Storm v Paytime — Data Breach Case

Data Breach

According to Judge John E. Jones, III, “[t]here are only two types of companies left in the United States… ‘those that have been hacked and those that don’t know they’ve been hacked.'”

Citing the now infamous USAToday article statistic that 43% of companies have experienced a data breach, the US District Court for the Middle District in Pennsylvania held in Storm v. Paytime that, despite a breach, the plaintiffs (who had their personal information exposed but not actually mis-used) had not suffered actual or imminent damages and lacked standing to sue the company which was the target of hacking.  This appears to be a pro-business data breach decision.

The Storm case involved two consolidated putative class action matters where the Storm plaintiffs alleged negligence and breach of contract while the consolidated Holt plaintiffs alleged a breach of the state unfair trade practices act and breach of contract.  Defendant Paytime is a national payroll service company and, in order to facilitate payroll processing, the plaintiffs and proposed class had to provide confidential personal and financial information (see Paytime’s website).
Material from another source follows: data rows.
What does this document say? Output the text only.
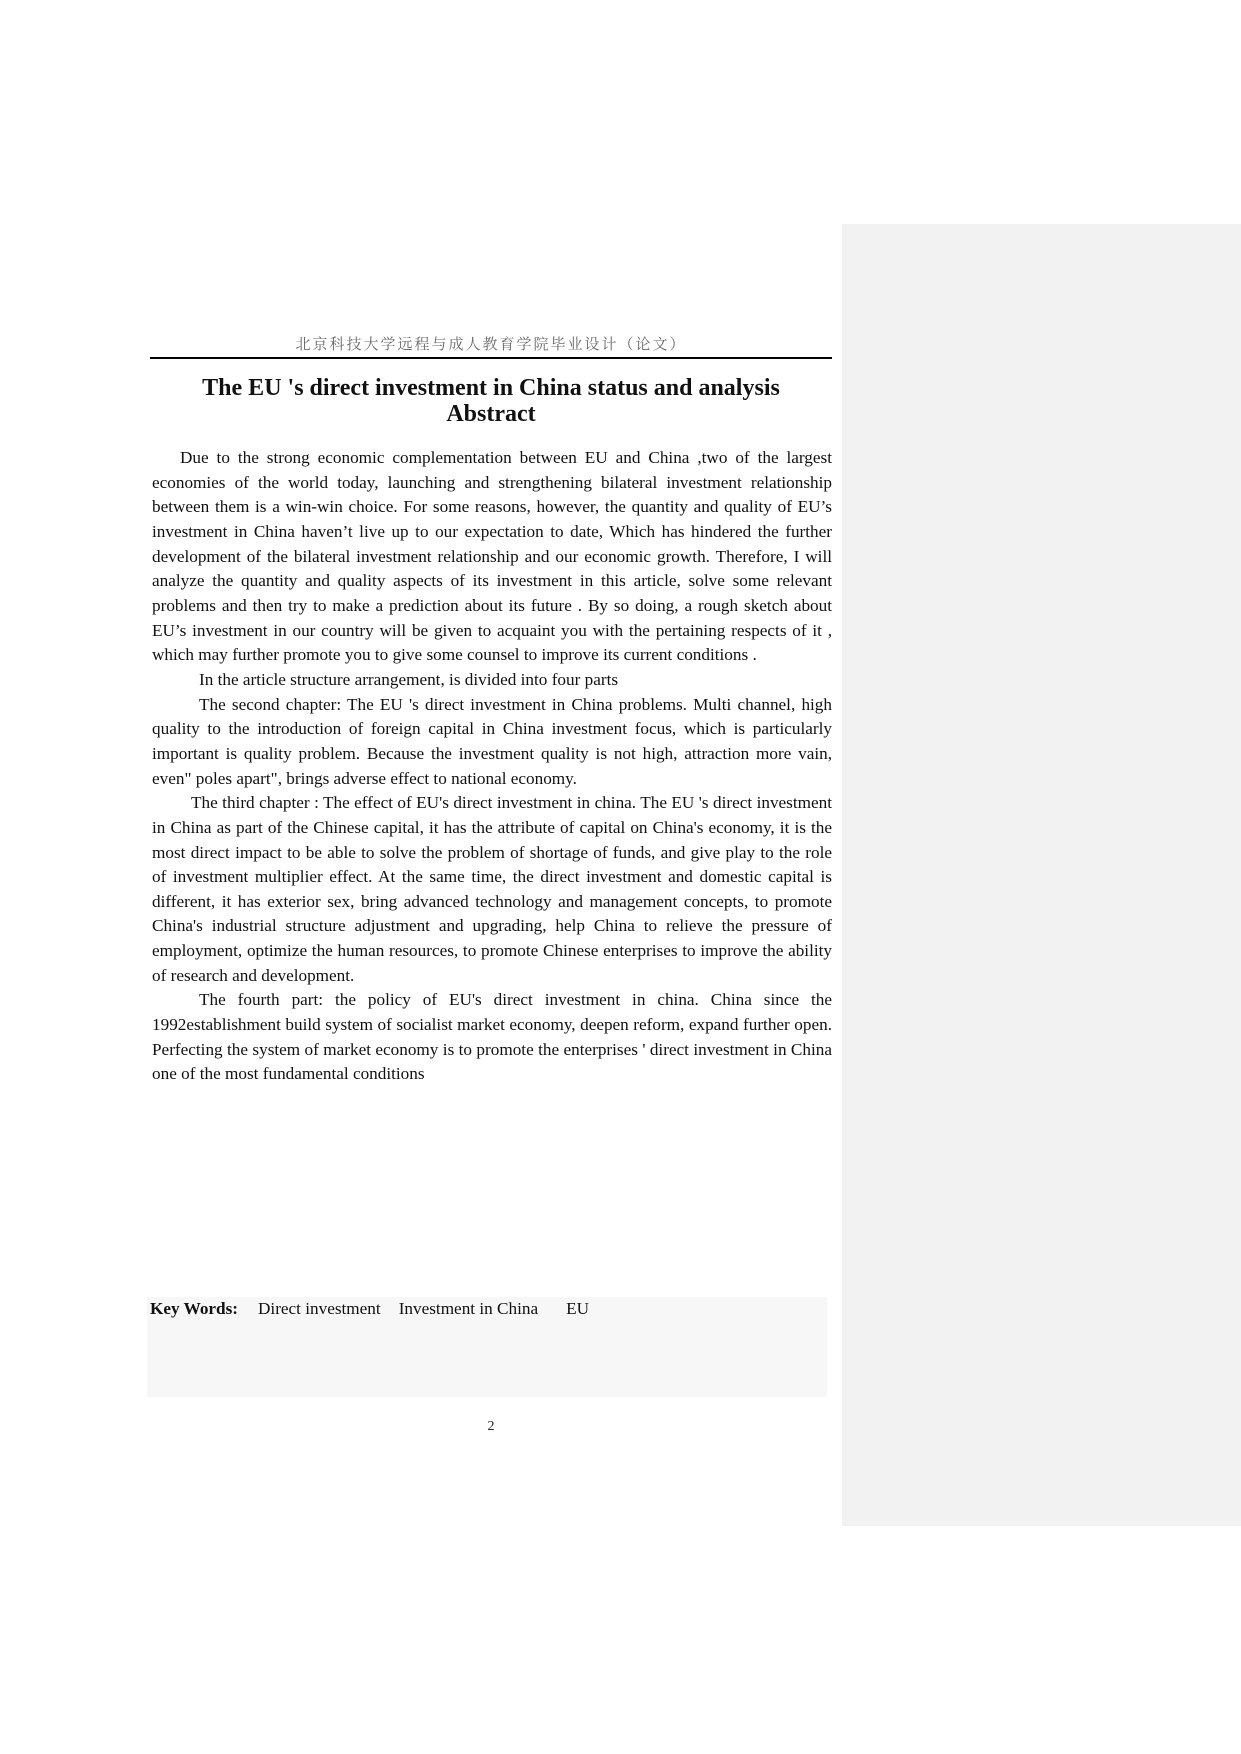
北京科技大学远程与成人教育学院毕业设计（论文）
The EU 's direct investment in China status and analysis
Abstract

Due to the strong economic complementation between EU and China ,two of the largest economies of the world today, launching and strengthening bilateral investment relationship between them is a win-win choice. For some reasons, however, the quantity and quality of EU’s investment in China haven’t live up to our expectation to date, Which has hindered the further development of the bilateral investment relationship and our economic growth. Therefore, I will analyze the quantity and quality aspects of its investment in this article, solve some relevant problems and then try to make a prediction about its future . By so doing, a rough sketch about EU’s investment in our country will be given to acquaint you with the pertaining respects of it , which may further promote you to give some counsel to improve its current conditions .

In the article structure arrangement, is divided into four parts

The second chapter: The EU 's direct investment in China problems. Multi channel, high quality to the introduction of foreign capital in China investment focus, which is particularly important is quality problem. Because the investment quality is not high, attraction more vain, even" poles apart", brings adverse effect to national economy.

The third chapter : The effect of EU's direct investment in china. The EU 's direct investment in China as part of the Chinese capital, it has the attribute of capital on China's economy, it is the most direct impact to be able to solve the problem of shortage of funds, and give play to the role of investment multiplier effect. At the same time, the direct investment and domestic capital is different, it has exterior sex, bring advanced technology and management concepts, to promote China's industrial structure adjustment and upgrading, help China to relieve the pressure of employment, optimize the human resources, to promote Chinese enterprises to improve the ability of research and development.

The fourth part: the policy of EU's direct investment in china. China since the 1992establishment build system of socialist market economy, deepen reform, expand further open. Perfecting the system of market economy is to promote the enterprises ' direct investment in China one of the most fundamental conditions

Key Words: Direct investment Investment in China EU
2
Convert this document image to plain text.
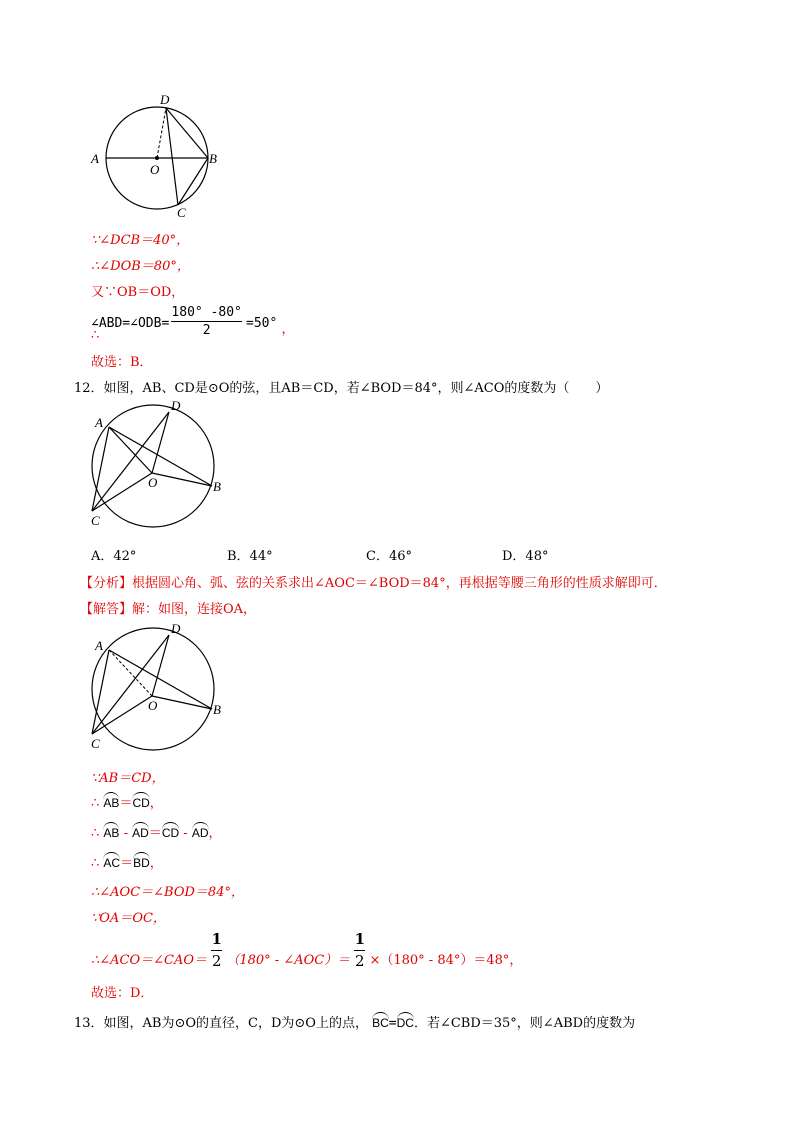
D
A
O
B
C
∵∠DCB＝40°，
∴∠DOB＝80°，
又∵OB＝OD，
∠ABD=∠ODB= $\frac{180^\circ -80^\circ}{2} =50^\circ$ ，
∴
故选：B．
12．如图，AB、CD是⊙O的弦，且AB＝CD，若∠BOD＝84°，则∠ACO的度数为（　　）
A
D
O	B
C
A．42°	B．44°	C．46°	D．48°
【分析】根据圆心角、弧、弦的关系求出∠AOC＝∠BOD＝84°，再根据等腰三角形的性质求解即可．
【解答】解：如图，连接OA，
A
D
O	B
C
∵AB＝CD，
∴ AB＝CD，
∴ AB - AD＝CD - AD，
∴ AC＝BD，
∴∠AOC＝∠BOD＝84°，
∵OA＝OC，
∴∠ACO＝∠CAO＝ $\frac{1}{2} (180^\circ$ - ∠AOC）＝ $\frac{1}{2} \times(180^\circ - 84^\circ)=48^\circ$，
故选：D．
13．如图，AB为⊙O的直径，C，D为⊙O上的点， BC=DC．若∠CBD＝35°，则∠ABD的度数为
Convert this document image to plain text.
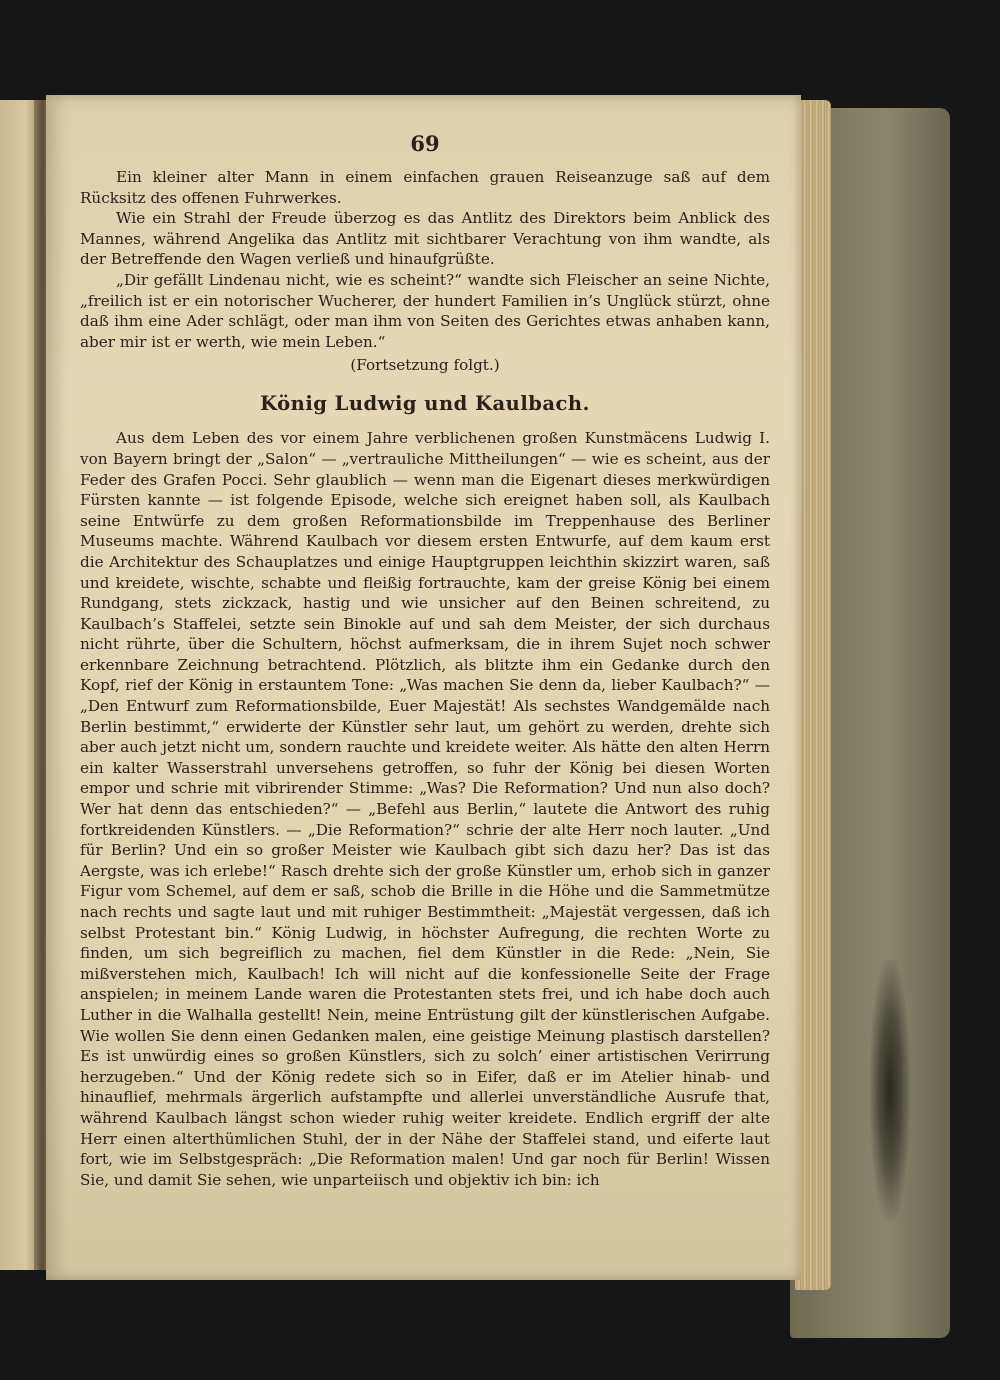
69

Ein kleiner alter Mann in einem einfachen grauen Reiseanzuge saß auf dem Rücksitz des offenen Fuhrwerkes.

Wie ein Strahl der Freude überzog es das Antlitz des Direktors beim Anblick des Mannes, während Angelika das Antlitz mit sichtbarer Verachtung von ihm wandte, als der Betreffende den Wagen verließ und hinaufgrüßte.

„Dir gefällt Lindenau nicht, wie es scheint?“ wandte sich Fleischer an seine Nichte, „freilich ist er ein notorischer Wucherer, der hundert Familien in’s Unglück stürzt, ohne daß ihm eine Ader schlägt, oder man ihm von Seiten des Gerichtes etwas anhaben kann, aber mir ist er werth, wie mein Leben.“

(Fortsetzung folgt.)

König Ludwig und Kaulbach.

Aus dem Leben des vor einem Jahre verblichenen großen Kunstmäcens Ludwig I. von Bayern bringt der „Salon“ — „vertrauliche Mittheilungen“ — wie es scheint, aus der Feder des Grafen Pocci. Sehr glaublich — wenn man die Eigenart dieses merkwürdigen Fürsten kannte — ist folgende Episode, welche sich ereignet haben soll, als Kaulbach seine Entwürfe zu dem großen Reformationsbilde im Treppenhause des Berliner Museums machte. Während Kaulbach vor diesem ersten Entwurfe, auf dem kaum erst die Architektur des Schauplatzes und einige Hauptgruppen leichthin skizzirt waren, saß und kreidete, wischte, schabte und fleißig fortrauchte, kam der greise König bei einem Rundgang, stets zickzack, hastig und wie unsicher auf den Beinen schreitend, zu Kaulbach’s Staffelei, setzte sein Binokle auf und sah dem Meister, der sich durchaus nicht rührte, über die Schultern, höchst aufmerksam, die in ihrem Sujet noch schwer erkennbare Zeichnung betrachtend. Plötzlich, als blitzte ihm ein Gedanke durch den Kopf, rief der König in erstauntem Tone: „Was machen Sie denn da, lieber Kaulbach?“ — „Den Entwurf zum Reformationsbilde, Euer Majestät! Als sechstes Wandgemälde nach Berlin bestimmt,“ erwiderte der Künstler sehr laut, um gehört zu werden, drehte sich aber auch jetzt nicht um, sondern rauchte und kreidete weiter. Als hätte den alten Herrn ein kalter Wasserstrahl unversehens getroffen, so fuhr der König bei diesen Worten empor und schrie mit vibrirender Stimme: „Was? Die Reformation? Und nun also doch? Wer hat denn das entschieden?“ — „Befehl aus Berlin,“ lautete die Antwort des ruhig fortkreidenden Künstlers. — „Die Reformation?“ schrie der alte Herr noch lauter. „Und für Berlin? Und ein so großer Meister wie Kaulbach gibt sich dazu her? Das ist das Aergste, was ich erlebe!“ Rasch drehte sich der große Künstler um, erhob sich in ganzer Figur vom Schemel, auf dem er saß, schob die Brille in die Höhe und die Sammetmütze nach rechts und sagte laut und mit ruhiger Bestimmtheit: „Majestät vergessen, daß ich selbst Protestant bin.“ König Ludwig, in höchster Aufregung, die rechten Worte zu finden, um sich begreiflich zu machen, fiel dem Künstler in die Rede: „Nein, Sie mißverstehen mich, Kaulbach! Ich will nicht auf die konfessionelle Seite der Frage anspielen; in meinem Lande waren die Protestanten stets frei, und ich habe doch auch Luther in die Walhalla gestellt! Nein, meine Entrüstung gilt der künstlerischen Aufgabe. Wie wollen Sie denn einen Gedanken malen, eine geistige Meinung plastisch darstellen? Es ist unwürdig eines so großen Künstlers, sich zu solch’ einer artistischen Verirrung herzugeben.“ Und der König redete sich so in Eifer, daß er im Atelier hinab- und hinauflief, mehrmals ärgerlich aufstampfte und allerlei unverständliche Ausrufe that, während Kaulbach längst schon wieder ruhig weiter kreidete. Endlich ergriff der alte Herr einen alterthümlichen Stuhl, der in der Nähe der Staffelei stand, und eiferte laut fort, wie im Selbstgespräch: „Die Reformation malen! Und gar noch für Berlin! Wissen Sie, und damit Sie sehen, wie unparteiisch und objektiv ich bin: ich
According to the Memorandum Order, the unauthorized access occurred on April 7, 2014; Paytime discovered it on April 30; and Paytime sent notices on May 12 (note that plaintiffs alleged that the company “delayed” notification to the plaintiffs).  By May 20, Paytime’s forensic experts completed their investigation and confirmed the breach and accessing of over 233,000 individuals’ information.  Plaintiffs asserted that their damages included lost time to protect against identify theft, costs of monitoring credit/accounts, possible money loss, and “they also allege as an injury the increased risk of identity theft.”

The court reviewed controlling authorities on actual / impending damages, including the 2013 US Supreme Court case of Clapper v. Amnesty International, where (pre-Snowden), plaintiffs lacked standing to claim that the government had collected their telephone data and a Third Circuit case of Reilly v. Ceridian Corp. (a similar data breach claim against a payroll company).  In Reilly, the court held that, “district courts… must dismiss data breach cases for lack of standing unless plaintiffs allege actual misuse of the hacked data or specifically allege how such misuse is certainly impending.  Allegations of increased risk of identity theft are insufficient to allege a harm.”

Finding that the plaintiffs’ claims are “remarkably similar to those of Reilly,” the Storm court found that the plaintiffs’ “credit information and bank accounts look the same today as they did prior to Paytime’s data breach in April 2014” and, despite the use of words such as “stolen” and “misappropriated,” the plaintiffs’ claims were indistinguishable from Reilly.  In short, plaintiffs “have not alleged actual ‘misuse’ of the data, which is the touchstone of the Reilly standard.”  The court noted that its “strict imminency standard” for damages was self-proving since “the data breach in this case occurred in April 2014 — almost a year ago — and plaintiffs have yet to allege that any of them have become actual victims of identity theft.”

Finally, the court noted that, while there are prior courts which have found standing, many of those contrary opinions were pre-Clapper cases “or rely on pre-Clapper precedent and are, at best, thinly reasoned.” Citing In re SAIC.